Già, inevitabile a questo punto. Per una società semi seria, per un’istituzione del Vecchio Continente, imbarazzanti e soprattutto intollerabili quelle deprecabili scene del Wanda Metropolitano di Madrid, con l’ennesima imbarcata stavolta condita dal cambio a porta dopo soli 15 giri di lancette, mai visto in un ottavo di Champions, col croato che prima sceglie a sorpresa quindi poi umilia Kinsky.

 

E mentre il mondo del calcio esprime solidarietà al povero portiere ceco, Igor Tudor, terminate interviste ad Hotspur Way di fronte a giornalisti che sapevano benissimo d’averlo con ogni probabilità per l’ultima volta di fronte, fa la conta per Anfield. Non c’è nessuno. Due terzi di rosa senior fuori. Mancano i leader più forti, gli unici, Romero e Van de Ven. Manca chi li protegge, Palhinha e Bentancur, così come Gallagher stesso resta al letto con la febbre. Kudus arrivederci a fine aprile, Maddison e Kulu drammatici lungodegenti: insomma, non c’è nessuno. Undici rimasti in balia del destino e panchina esclusivamente per settore giovanile.

 

La società, o quel che ne resta, digerito il fallimento Tudor, ha scelto di cambiare.

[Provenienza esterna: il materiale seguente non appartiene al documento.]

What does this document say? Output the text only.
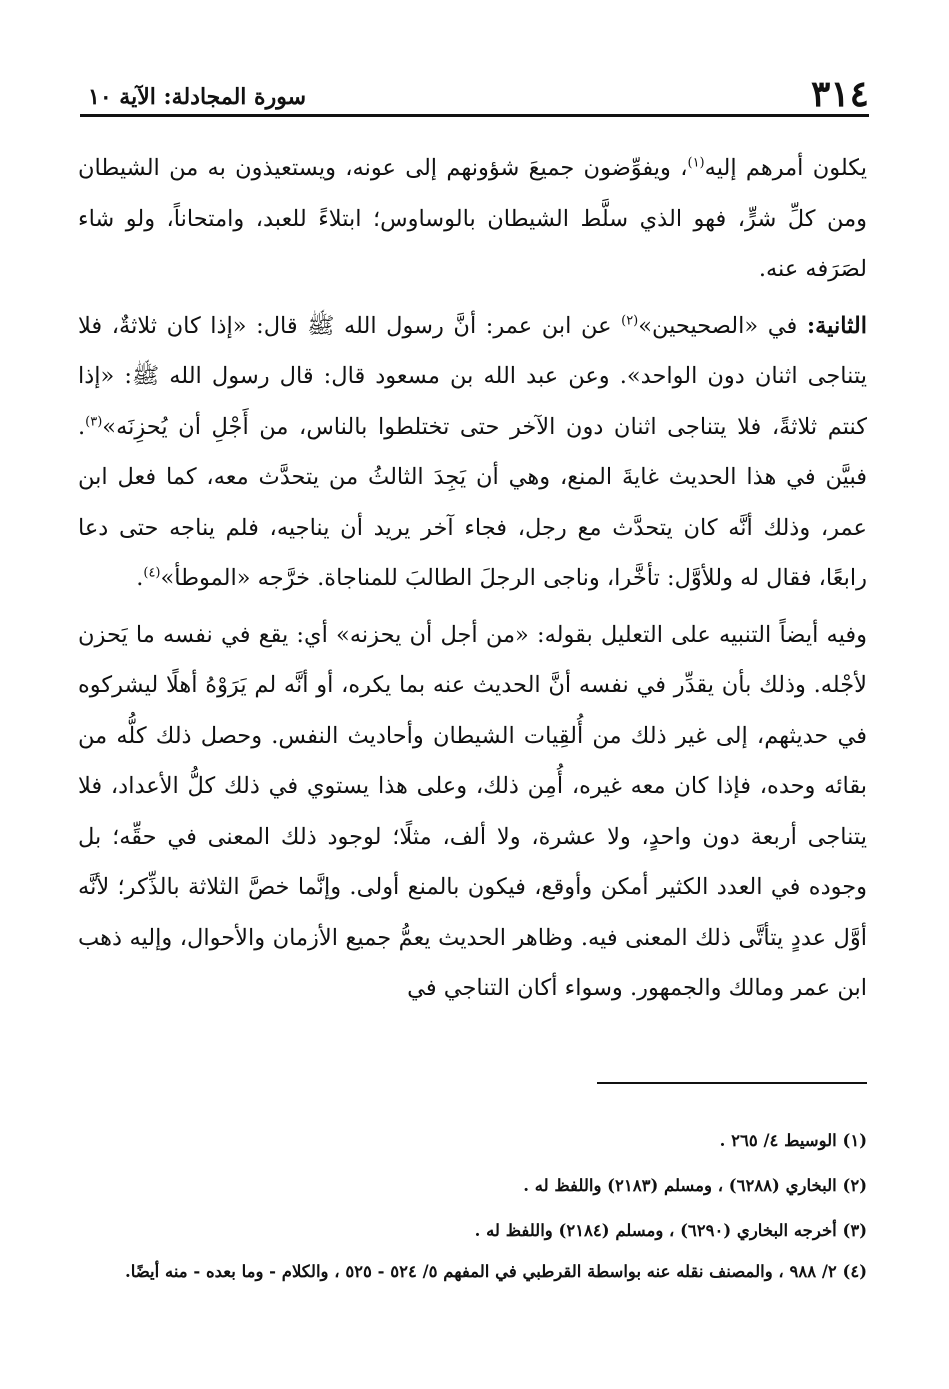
٣١٤
سورة المجادلة: الآية ١٠

يكلون أمرهم إليه$^{(١)}$، ويفوِّضون جميعَ شؤونهم إلى عونه، ويستعيذون به من الشيطان ومن كلِّ شرٍّ، فهو الذي سلَّط الشيطان بالوساوس؛ ابتلاءً للعبد، وامتحاناً، ولو شاء لصَرَفه عنه.

الثانية: في «الصحيحين»$^{(٢)}$ عن ابن عمر: أنَّ رسول الله ﷺ قال: «إذا كان ثلاثةٌ، فلا يتناجى اثنان دون الواحد». وعن عبد الله بن مسعود قال: قال رسول الله ﷺ: «إذا كنتم ثلاثةً، فلا يتناجى اثنان دون الآخر حتى تختلطوا بالناس، من أَجْلِ أن يُحزِنَه»$^{(٣)}$. فبيَّن في هذا الحديث غايةَ المنع، وهي أن يَجِدَ الثالثُ من يتحدَّث معه، كما فعل ابن عمر، وذلك أنَّه كان يتحدَّث مع رجل، فجاء آخر يريد أن يناجيه، فلم يناجه حتى دعا رابعًا، فقال له وللأوَّل: تأخَّرا، وناجى الرجلَ الطالبَ للمناجاة. خرَّجه «الموطأ»$^{(٤)}$.

وفيه أيضاً التنبيه على التعليل بقوله: «من أجل أن يحزنه» أي: يقع في نفسه ما يَحزن لأجْله. وذلك بأن يقدِّر في نفسه أنَّ الحديث عنه بما يكره، أو أنَّه لم يَرَوْهُ أهلًا ليشركوه في حديثهم، إلى غير ذلك من أُلقِيات الشيطان وأحاديث النفس. وحصل ذلك كلُّه من بقائه وحده، فإذا كان معه غيره، أُمِن ذلك، وعلى هذا يستوي في ذلك كلُّ الأعداد، فلا يتناجى أربعة دون واحدٍ، ولا عشرة، ولا ألف، مثلًا؛ لوجود ذلك المعنى في حقِّه؛ بل وجوده في العدد الكثير أمكن وأوقع، فيكون بالمنع أولى. وإنَّما خصَّ الثلاثة بالذِّكر؛ لأنَّه أوَّل عددٍ يتأتَّى ذلك المعنى فيه. وظاهر الحديث يعمُّ جميع الأزمان والأحوال، وإليه ذهب ابن عمر ومالك والجمهور. وسواء أكان التناجي في

(١) الوسيط ٤/ ٢٦٥ .

(٢) البخاري (٦٢٨٨) ، ومسلم (٢١٨٣) واللفظ له .

(٣) أخرجه البخاري (٦٢٩٠) ، ومسلم (٢١٨٤) واللفظ له .

(٤) ٢/ ٩٨٨ ، والمصنف نقله عنه بواسطة القرطبي في المفهم ٥/ ٥٢٤ - ٥٢٥ ، والكلام - وما بعده - منه أيضًا.
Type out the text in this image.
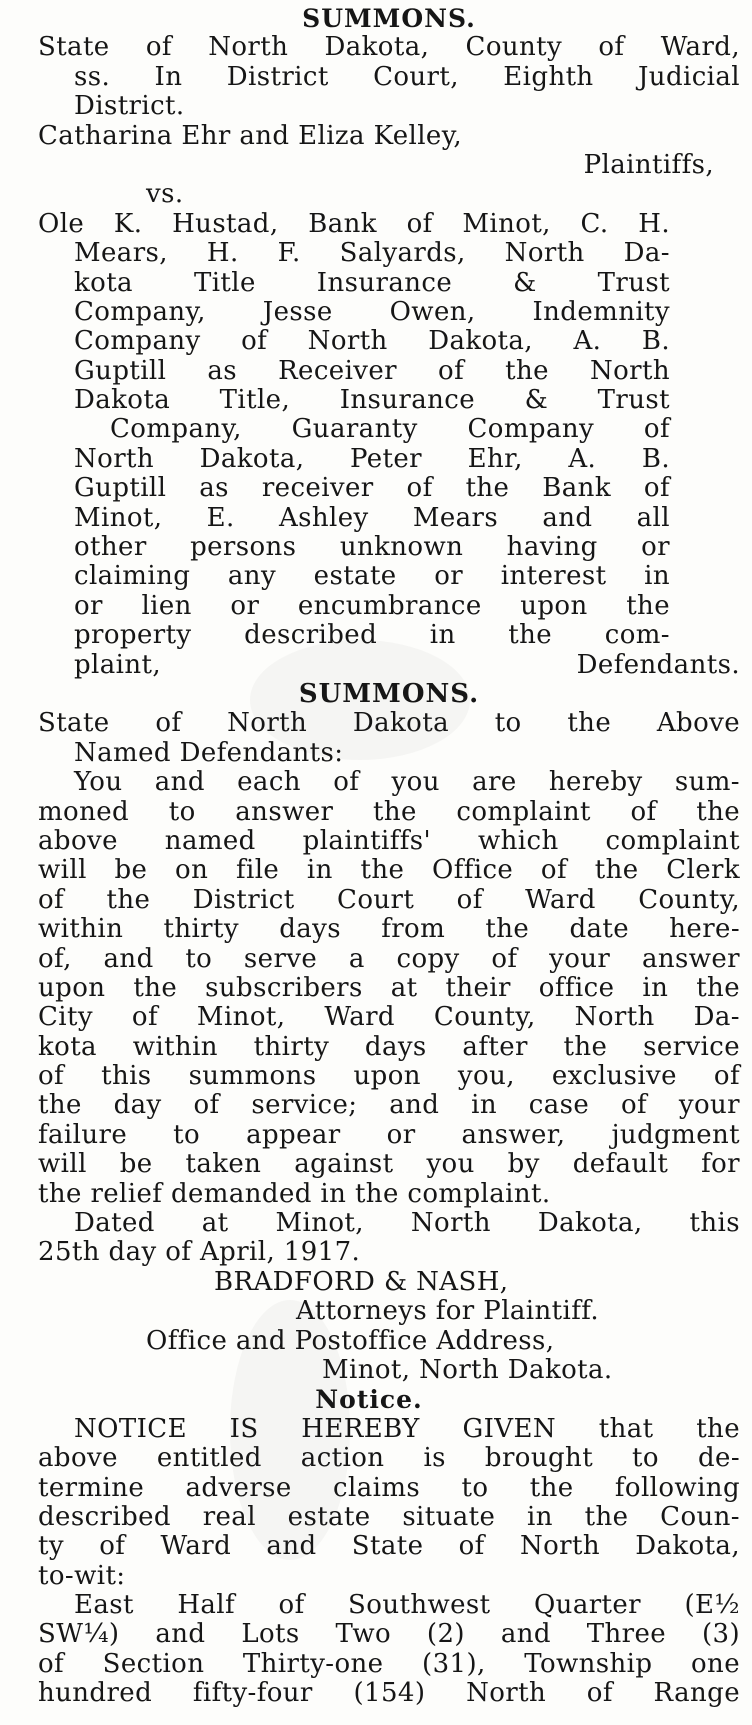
SUMMONS.
State of North Dakota, County of Ward,
ss. In District Court, Eighth Judicial
District.
Catharina Ehr and Eliza Kelley,
Plaintiffs,
vs.
Ole K. Hustad, Bank of Minot, C. H.
Mears, H. F. Salyards, North Da-
kota Title Insurance & Trust
Company, Jesse Owen, Indemnity
Company of North Dakota, A. B.
Guptill as Receiver of the North
Dakota Title, Insurance & Trust
Company, Guaranty Company of
North Dakota, Peter Ehr, A. B.
Guptill as receiver of the Bank of
Minot, E. Ashley Mears and all
other persons unknown having or
claiming any estate or interest in
or lien or encumbrance upon the
property described in the com-
plaint,	Defendants.
SUMMONS.
State of North Dakota to the Above
Named Defendants:
You and each of you are hereby sum-
moned to answer the complaint of the
above named plaintiffs' which complaint
will be on file in the Office of the Clerk
of the District Court of Ward County,
within thirty days from the date here-
of, and to serve a copy of your answer
upon the subscribers at their office in the
City of Minot, Ward County, North Da-
kota within thirty days after the service
of this summons upon you, exclusive of
the day of service; and in case of your
failure to appear or answer, judgment
will be taken against you by default for
the relief demanded in the complaint.
Dated at Minot, North Dakota, this
25th day of April, 1917.
BRADFORD & NASH,
Attorneys for Plaintiff.
Office and Postoffice Address,
Minot, North Dakota.
Notice.
NOTICE IS HEREBY GIVEN that the
above entitled action is brought to de-
termine adverse claims to the following
described real estate situate in the Coun-
ty of Ward and State of North Dakota,
to-wit:
East Half of Southwest Quarter (E½
SW¼) and Lots Two (2) and Three (3)
of Section Thirty-one (31), Township one
hundred fifty-four (154) North of Range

Se Frank andava sostituito, Venkatesham e Lange non furono in grado neppur di trovar un traghettatore affidabile: richiamato Paratici, per saper se in Italia avanzasse qualche Caronte disponibile. Così Igor, prima di risultati (4 sconfitte su 4) disastrosi. Adesso spetterà loro, e solo a loro, eleggere un nuovo ulteriore successore. Non possono esimersi, stavolta. Non possono tirarsi indietro. Ma per evitare e risparmiare al nuovo tecnico l’imbarcata di Anfield (nel calcio vie infinite e scienza inesatta, ma difficile ipotizzare il contrario), la scelta è mandar Tudor, da solo, a prendersi evidentemente l’ennesima umiliazione. Lunedì, se non già domenica sera, l’esonero.